Former Church Of Holy Trinity Approximately 70 Metres East Of Ettington Park Hotel is a Grade I listed building in the Stratford-on-Avon local planning authority area, England. First listed on 5 April 1967. A Medieval Church.

Former Church Of Holy Trinity Approximately 70 Metres East Of Ettington Park Hotel

WRENN ID
tilted-plaster-swallow
Grade
I
Local Planning Authority
Stratford-on-Avon
Country
England
Date first listed
5 April 1967
Type
Church
Period
Medieval
Source
Historic England listing

Description

A partly ruined 13th-century church standing approximately 70 metres east of Ettington Park Hotel on Shipston Road, Alderminster. The building is shown on Ordnance Survey maps as St. Nicholas Church ruins.

The church is constructed of coursed limestone rubble with some ironstone and red sandstone ashlar, featuring ashlar dressings and a graduated stone slate roof to the transept. The surviving elements include a west tower, north arcade and west wall of the north aisle, the south walls of the nave and chancel, and the south transept with an east chapel.

The south transept and chapel were restored around 1825 for use as a mortuary chapel for the Shirley family.

The north arcade is 14th-century work comprising three bays with hexagonal piers topped by moulded capitals, one incorporating heads, and double-chamfered arches. Two small two-light straight-headed clerestory windows feature Perpendicular tracery. At the east end is a pier with a worn piscina recess and springers to the north transept arch, with a very worn tablet to the south side probably recording restoration work and a raking buttress to the east end.

The west wall of the lost lean-to north aisle has a diagonal buttress and a four-light window with 17th-century straight mullions. The south wall of the chancel is of sandstone ashlar and includes, from east to west, a two-light straight-headed window with Perpendicular tracery, an offset buttress, a window with Y-tracery, a Tudor-headed entrance, and another two-light straight-headed window, with two sanctuary steps to the north.

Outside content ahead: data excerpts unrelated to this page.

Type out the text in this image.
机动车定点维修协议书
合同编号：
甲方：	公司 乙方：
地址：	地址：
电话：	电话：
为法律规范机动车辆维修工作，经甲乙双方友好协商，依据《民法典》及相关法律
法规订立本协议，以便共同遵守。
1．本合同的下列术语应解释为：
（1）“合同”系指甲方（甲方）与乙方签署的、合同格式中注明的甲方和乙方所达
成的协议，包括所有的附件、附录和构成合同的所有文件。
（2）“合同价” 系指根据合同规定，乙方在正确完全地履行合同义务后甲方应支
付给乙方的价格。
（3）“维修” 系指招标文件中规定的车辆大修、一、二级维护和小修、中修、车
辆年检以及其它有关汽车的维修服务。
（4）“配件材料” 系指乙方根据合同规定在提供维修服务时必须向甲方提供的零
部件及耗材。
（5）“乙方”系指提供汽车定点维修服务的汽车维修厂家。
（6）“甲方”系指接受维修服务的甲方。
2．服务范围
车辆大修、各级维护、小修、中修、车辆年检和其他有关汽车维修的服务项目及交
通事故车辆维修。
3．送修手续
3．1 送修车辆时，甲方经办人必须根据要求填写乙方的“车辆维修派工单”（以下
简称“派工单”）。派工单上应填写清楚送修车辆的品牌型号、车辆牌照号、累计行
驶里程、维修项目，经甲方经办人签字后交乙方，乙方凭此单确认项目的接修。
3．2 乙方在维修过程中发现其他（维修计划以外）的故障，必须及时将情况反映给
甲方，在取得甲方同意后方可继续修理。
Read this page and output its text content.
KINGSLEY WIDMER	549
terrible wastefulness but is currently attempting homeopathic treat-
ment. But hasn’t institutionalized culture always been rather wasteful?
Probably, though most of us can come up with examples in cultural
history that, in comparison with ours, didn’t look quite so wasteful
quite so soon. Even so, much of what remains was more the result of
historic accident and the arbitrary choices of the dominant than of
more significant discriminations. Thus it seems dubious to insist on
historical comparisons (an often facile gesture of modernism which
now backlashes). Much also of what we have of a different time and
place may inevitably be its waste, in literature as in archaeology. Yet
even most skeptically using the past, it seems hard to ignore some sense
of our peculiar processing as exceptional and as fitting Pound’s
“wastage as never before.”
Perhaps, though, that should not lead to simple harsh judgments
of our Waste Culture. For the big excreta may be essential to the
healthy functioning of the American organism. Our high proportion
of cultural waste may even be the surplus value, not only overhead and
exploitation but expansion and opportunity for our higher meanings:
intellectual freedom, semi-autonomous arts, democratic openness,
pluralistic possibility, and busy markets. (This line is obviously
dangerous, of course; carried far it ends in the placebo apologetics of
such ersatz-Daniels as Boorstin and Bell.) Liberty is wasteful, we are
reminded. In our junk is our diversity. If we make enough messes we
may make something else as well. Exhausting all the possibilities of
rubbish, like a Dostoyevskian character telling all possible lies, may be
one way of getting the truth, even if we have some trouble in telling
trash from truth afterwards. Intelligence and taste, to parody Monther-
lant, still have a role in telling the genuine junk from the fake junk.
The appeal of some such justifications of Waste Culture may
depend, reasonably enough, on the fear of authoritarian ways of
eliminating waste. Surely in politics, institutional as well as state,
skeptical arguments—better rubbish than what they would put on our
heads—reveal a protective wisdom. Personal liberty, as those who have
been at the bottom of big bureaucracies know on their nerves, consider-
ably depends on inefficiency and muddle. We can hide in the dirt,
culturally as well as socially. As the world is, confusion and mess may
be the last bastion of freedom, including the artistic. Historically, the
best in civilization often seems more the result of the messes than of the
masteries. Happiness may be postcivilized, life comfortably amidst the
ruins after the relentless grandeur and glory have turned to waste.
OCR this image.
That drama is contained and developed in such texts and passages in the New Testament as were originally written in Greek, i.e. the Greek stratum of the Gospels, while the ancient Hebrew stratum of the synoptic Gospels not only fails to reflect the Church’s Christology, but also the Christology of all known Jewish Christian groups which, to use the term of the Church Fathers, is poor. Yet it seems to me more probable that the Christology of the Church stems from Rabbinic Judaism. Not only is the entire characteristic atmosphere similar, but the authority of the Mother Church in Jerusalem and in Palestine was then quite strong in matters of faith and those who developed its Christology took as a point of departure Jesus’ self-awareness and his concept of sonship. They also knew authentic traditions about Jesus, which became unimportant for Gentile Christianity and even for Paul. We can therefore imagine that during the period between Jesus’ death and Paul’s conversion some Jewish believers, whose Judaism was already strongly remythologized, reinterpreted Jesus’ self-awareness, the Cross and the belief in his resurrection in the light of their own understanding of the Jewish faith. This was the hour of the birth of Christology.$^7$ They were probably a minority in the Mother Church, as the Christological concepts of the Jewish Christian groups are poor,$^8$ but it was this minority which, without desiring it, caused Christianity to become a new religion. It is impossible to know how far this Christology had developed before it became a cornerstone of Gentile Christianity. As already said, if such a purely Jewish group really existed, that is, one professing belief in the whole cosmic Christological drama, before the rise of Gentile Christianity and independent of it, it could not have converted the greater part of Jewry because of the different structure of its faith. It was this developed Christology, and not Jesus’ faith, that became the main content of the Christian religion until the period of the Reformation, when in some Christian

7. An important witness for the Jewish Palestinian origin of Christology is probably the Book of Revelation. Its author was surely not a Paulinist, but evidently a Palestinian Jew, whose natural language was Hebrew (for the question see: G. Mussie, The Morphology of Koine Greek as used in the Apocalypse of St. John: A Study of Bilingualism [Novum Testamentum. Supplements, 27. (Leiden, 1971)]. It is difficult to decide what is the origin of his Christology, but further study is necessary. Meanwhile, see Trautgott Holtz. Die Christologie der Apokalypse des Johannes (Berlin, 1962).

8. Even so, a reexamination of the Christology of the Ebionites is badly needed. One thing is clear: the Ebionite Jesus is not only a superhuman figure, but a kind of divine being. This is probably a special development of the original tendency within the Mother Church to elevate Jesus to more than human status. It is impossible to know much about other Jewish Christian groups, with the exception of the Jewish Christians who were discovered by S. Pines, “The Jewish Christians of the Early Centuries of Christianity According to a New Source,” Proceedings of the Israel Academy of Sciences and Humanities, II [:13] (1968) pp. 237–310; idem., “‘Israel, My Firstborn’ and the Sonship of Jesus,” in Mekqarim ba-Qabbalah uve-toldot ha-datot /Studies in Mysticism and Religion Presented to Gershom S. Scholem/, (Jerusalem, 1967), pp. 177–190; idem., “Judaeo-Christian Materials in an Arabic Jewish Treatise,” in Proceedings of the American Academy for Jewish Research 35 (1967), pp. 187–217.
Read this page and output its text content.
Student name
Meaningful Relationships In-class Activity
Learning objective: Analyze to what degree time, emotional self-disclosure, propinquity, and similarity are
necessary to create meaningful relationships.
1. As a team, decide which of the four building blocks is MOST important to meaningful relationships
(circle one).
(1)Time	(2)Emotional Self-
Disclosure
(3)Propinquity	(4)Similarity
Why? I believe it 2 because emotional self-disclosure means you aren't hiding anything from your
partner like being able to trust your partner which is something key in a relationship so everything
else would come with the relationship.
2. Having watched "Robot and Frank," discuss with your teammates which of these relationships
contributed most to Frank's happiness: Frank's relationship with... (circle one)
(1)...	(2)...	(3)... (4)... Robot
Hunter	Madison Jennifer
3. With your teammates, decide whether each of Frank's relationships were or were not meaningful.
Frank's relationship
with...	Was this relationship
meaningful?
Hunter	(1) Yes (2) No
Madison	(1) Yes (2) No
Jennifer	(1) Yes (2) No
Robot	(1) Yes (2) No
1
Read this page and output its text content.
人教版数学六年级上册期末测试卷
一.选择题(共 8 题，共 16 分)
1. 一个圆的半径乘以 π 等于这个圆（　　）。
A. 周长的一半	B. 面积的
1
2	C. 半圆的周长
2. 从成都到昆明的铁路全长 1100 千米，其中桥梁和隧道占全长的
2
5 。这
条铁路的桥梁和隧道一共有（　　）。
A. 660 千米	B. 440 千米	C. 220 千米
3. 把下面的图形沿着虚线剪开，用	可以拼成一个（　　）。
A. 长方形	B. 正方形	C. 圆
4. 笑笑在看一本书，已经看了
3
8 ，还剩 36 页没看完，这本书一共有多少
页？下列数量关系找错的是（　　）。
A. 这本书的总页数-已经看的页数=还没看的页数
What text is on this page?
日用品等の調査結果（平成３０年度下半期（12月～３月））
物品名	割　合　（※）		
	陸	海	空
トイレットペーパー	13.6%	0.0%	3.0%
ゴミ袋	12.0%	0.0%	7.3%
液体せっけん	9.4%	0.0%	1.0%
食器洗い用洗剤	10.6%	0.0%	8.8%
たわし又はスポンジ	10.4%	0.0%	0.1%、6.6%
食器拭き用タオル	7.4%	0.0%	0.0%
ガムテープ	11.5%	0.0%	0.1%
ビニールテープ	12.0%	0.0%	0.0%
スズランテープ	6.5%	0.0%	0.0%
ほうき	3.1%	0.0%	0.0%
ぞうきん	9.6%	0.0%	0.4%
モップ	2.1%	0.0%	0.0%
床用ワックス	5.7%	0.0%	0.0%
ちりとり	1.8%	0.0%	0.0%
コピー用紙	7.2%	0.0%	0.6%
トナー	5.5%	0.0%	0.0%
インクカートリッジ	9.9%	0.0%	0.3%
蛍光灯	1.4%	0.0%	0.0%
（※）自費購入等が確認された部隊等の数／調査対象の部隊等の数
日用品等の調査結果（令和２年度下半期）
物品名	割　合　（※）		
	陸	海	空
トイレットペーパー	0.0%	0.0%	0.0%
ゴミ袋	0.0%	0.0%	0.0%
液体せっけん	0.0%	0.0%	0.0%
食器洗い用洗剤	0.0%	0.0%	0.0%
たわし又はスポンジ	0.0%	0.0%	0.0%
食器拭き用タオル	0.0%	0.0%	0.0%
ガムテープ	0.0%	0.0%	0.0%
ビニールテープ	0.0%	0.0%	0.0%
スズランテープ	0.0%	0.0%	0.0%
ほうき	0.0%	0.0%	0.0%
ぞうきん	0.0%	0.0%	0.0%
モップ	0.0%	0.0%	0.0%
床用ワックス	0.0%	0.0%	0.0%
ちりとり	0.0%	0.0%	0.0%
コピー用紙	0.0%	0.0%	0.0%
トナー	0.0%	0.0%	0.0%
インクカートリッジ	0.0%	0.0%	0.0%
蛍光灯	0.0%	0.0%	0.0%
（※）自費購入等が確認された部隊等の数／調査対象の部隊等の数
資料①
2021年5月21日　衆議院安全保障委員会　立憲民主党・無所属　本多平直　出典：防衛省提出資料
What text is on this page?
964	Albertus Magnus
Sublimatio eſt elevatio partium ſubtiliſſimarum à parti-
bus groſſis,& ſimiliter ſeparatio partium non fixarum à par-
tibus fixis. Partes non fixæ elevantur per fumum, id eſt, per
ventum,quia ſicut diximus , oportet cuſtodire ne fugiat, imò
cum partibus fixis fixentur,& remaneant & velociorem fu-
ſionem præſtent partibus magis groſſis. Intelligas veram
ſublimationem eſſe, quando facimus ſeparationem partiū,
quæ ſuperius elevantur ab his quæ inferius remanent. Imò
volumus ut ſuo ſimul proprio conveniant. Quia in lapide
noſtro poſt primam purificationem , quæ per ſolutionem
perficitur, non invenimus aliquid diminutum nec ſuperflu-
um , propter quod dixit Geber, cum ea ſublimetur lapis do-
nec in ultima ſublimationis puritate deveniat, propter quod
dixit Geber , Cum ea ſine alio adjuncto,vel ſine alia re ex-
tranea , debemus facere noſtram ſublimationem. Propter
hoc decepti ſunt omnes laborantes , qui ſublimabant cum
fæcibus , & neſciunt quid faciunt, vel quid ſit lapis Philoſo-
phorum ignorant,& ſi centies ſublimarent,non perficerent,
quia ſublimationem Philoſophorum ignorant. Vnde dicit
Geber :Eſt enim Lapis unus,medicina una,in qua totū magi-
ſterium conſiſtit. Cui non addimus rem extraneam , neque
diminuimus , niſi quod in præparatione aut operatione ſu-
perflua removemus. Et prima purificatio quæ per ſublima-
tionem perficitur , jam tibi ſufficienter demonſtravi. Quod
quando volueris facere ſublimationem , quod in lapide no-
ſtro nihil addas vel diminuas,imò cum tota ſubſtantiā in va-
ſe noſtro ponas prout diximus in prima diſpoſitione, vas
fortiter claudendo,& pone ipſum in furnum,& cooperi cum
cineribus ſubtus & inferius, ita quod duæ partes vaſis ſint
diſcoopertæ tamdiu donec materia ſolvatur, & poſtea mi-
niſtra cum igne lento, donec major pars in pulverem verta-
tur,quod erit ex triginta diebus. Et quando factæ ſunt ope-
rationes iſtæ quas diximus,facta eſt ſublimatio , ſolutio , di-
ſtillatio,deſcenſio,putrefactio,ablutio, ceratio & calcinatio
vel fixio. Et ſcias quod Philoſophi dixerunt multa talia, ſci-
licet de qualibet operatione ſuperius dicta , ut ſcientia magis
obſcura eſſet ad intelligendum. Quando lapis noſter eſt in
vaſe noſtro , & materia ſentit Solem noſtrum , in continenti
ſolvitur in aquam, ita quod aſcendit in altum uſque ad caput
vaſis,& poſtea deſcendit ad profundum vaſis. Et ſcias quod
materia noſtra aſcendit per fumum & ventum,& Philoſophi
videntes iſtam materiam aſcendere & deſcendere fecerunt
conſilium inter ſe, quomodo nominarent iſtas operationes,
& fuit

The transept features coped gables with a bellcote to the north and a gable cross to the south. The chapel has a plinth and a restored three-light east window dated 1881 sitting on a sill course. Its north side contains a moulded arch with 19th-century infill including an entrance with moulding and a four-centred head, together with two cusped spherical-triangle windows and three moulded corbels above. The south gable end has diagonal buttresses and a three-light traceried window on a sill course. Two large offset buttresses to the west wall include a lancet to the north. The south wall of the nave contains a blocked three-light straight-headed window to the west of the transept, a two-light clerestory window above, the sill and jamb of another window, and further west an entrance with a corbel above to the north side.

The three-stage tower has a strip buttress to the lower stage of each side and string courses, with an offset stair turret featuring a corbel table clasps the south-west angle. The top stage contains circa 1200 two-light round-headed bell openings with cusped lattice infill. A restored crenellated parapet with angle pinnacles (two bearing wind vanes) crowns the tower, topped with a top cornice. The south face has a narrow light to the buttress; the west face has a round-headed double-chamfered light to the lower stage and a narrow window with a sash to the middle stage. The east face features a tower arch of three orders (the inner order on corbels), an impost band, and a hood, with an opening showing a balustrade and three former roof lines to the middle stage.

Internally, the tower contains corbels with shields and an entrance to the stair turret with a plank door and round-headed light above, along with deep splays to the windows. A plaque commemorates the restoration of 1972–4, and another commemorates the Underhill family, placed by American members descended from an emigrant of 1630. The upper chamber houses a terracotta panel depicting The Deposition by Agostino Corlini (1725) and wall panelling.

The transept displays arch-braced roof trusses, formerly with a panelled ceiling by Rickman. The chapel retains shafts with foliate capitals to the east window.

Fittings include early 19th-century stalls by Rickman with cast-iron panels, and later encaustic tiles to the chapel.

The church contains numerous monuments and wall tablets commemorating members of the Shirley and Underhill families. These include: Anthony Underhill (d.1587), a painted panel with verse; Frances Freckleton (d.1633), with an effigy on a chest under a canopy borne by Corinthian columns; and a major monument to the Earl Ferrers (d.1775) and Countess Ferrers by JF Moore, comprising a veined marble plinth supporting a red and white marble sarcophagus with feet and an oval inscription panel, a reclining figure of George Shirley against a grey marble stele with armorial bearing over a white cornice, and flanking figures of the Earl and Countess. A plaque records that this monument was originally intended for the church at Staunton Harold, Leicestershire, but was placed here by George Shirley when permission was refused by the Earl Ferrers.

Stained glass in the transept and chapel was commissioned from Evie Hone in 1948–9, replacing glass from Winchester College which was subsequently returned there. The north aisle west window is also by Hone.

The site is designated as a Scheduled Ancient Monument.